那边窈娘已经从饭菜讲到了自己家中,道:“萧大哥看了二哥的身手可万不要认为我们晏家的武艺稀松平常,我家二哥自幼身体不好,将军和夫人都心疼他,并未认真教过。”
这丫头竟然还知道在外人面前维护他,晏宁心下刚涌上一丝感动,便听那窈娘继续道:“我家三姐姐和四哥比他小了三岁,他都打不过的。打不过还耍赖,非说是自己的玉初剑不如四哥的初玉刀,结果四哥换了剑来打,他还是打不过。”
晏宁:“……”
我是不是该继续装睡?
萧惜笑道:“晏将军是万人敌,威名赫赫,为望城中也早有耳闻,自然是虎父无犬子。”
窈娘道:“我家大哥也是武学奇材,将军说再过几年,他恐怕都不是对手。”
又叹道:“大哥将平燕刀法改了剑法教二哥,大哥使出来威风凛凛,大家都叫好看又厉害,二哥使出来大家都说倒像是秦淮河的娘子在跳舞,画虎不成反类犬。”
晏宁:“……”
他从前怎么没发现这丫头话这么多呢?
萧惜道:“平燕刀法势大力沉,的确不适合你家二哥练,改了剑法固然轻盈了不少,但较一般剑法还是要吃力许多,你家大哥既有家学传承自幼习武,父亲也可称一代宗师,自然是根基稳固,内力深厚,用刀用剑也都是信手拈来。”
他并未因窈娘不曾习武便随便敷衍,还将自己的想法掰开来讲与这小姑娘听。
窈娘似懂非懂,但还有话要讲:“二哥不仅习武不成,学问也不成,小时候跟着四叔读书,带着三姐姐和四哥将四叔写的文章都折了做风筝,气得四叔再不准他踏进自己院子一步。”
再讲下去,窈娘怕是要将他那些陈芝麻烂谷子的荒唐事都讲与萧惜听了,晏宁只好硬的头皮坐起来,顺势碰倒了旁边燃尽的烛台,果真,听到响动,外面的话音顿时息了,晏宁松了一口气。
“吱呀”一声,却是萧惜捧着他昨天穿的外衫进来,面上还隐约有些笑意,看晏宁盯着自己的衣服一脸疑惑,便将手上的衣袍递与他道:
“山上夜里阴湿,衣裳放了一夜有些潮气,没有你换洗的衣衫,我晨间只将你昨日穿的衣服晒了一晒。”

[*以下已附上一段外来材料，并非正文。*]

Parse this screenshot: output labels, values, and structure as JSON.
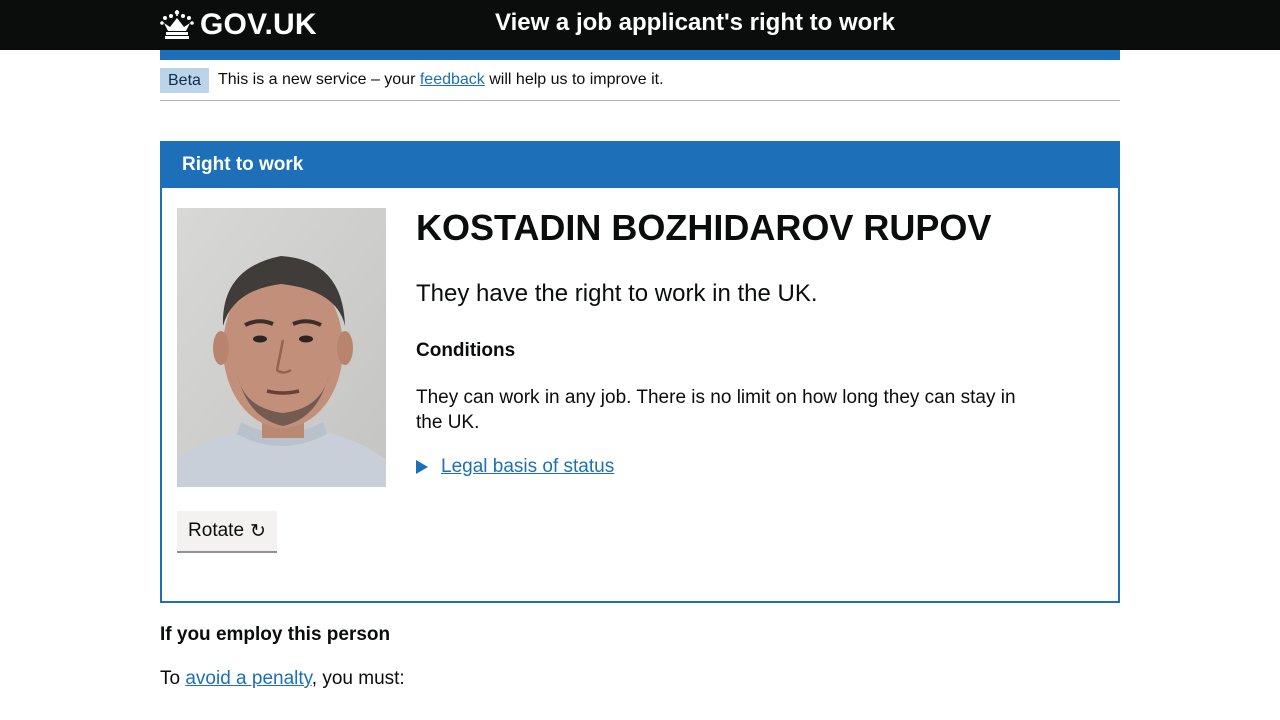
{
  "header": {
    "logo_text": "GOV.UK",
    "service_name": "View a job applicant's right to work"
  },
  "phase_banner": {
    "tag": "Beta",
    "text_before": "This is a new service – your",
    "link_text": "feedback",
    "text_after": "will help us to improve it."
  },
  "card": {
    "title": "Right to work",
    "photo_icon": "applicant-photo",
    "rotate_label": "Rotate",
    "rotate_icon": "↻",
    "name": "KOSTADIN BOZHIDAROV RUPOV",
    "status": "They have the right to work in the UK.",
    "conditions_heading": "Conditions",
    "conditions_text": "They can work in any job. There is no limit on how long they can stay in the UK.",
    "details_summary": "Legal basis of status"
  },
  "employ": {
    "heading": "If you employ this person",
    "text_before": "To",
    "link_text": "avoid a penalty",
    "text_after": ", you must:"
  },
  "colors": {
    "header_bg": "#0b0c0c",
    "brand_blue": "#1d70b8",
    "phase_tag_bg": "#bbd4ea",
    "button_bg": "#f3f2f1"
  }
}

晏宁被娇养着长大,但从前这般细心待他的都是母亲、陈娘子和姐姐,萧惜这样待他,竟让他心里说不出的别扭,只捏着衣角默不作声。
萧惜不知他所想,脸上的笑意也渐渐收了,有些局促道:“莫不是这衣衫脏了?我还有干净的,你若不嫌弃......”
“没有,”晏宁抬头看向他,认真道:“谢谢。”
他不愿看到这少年因他小心收起笑意的样子,道:“你个子比我高,你的衣服我穿着定是太大了。”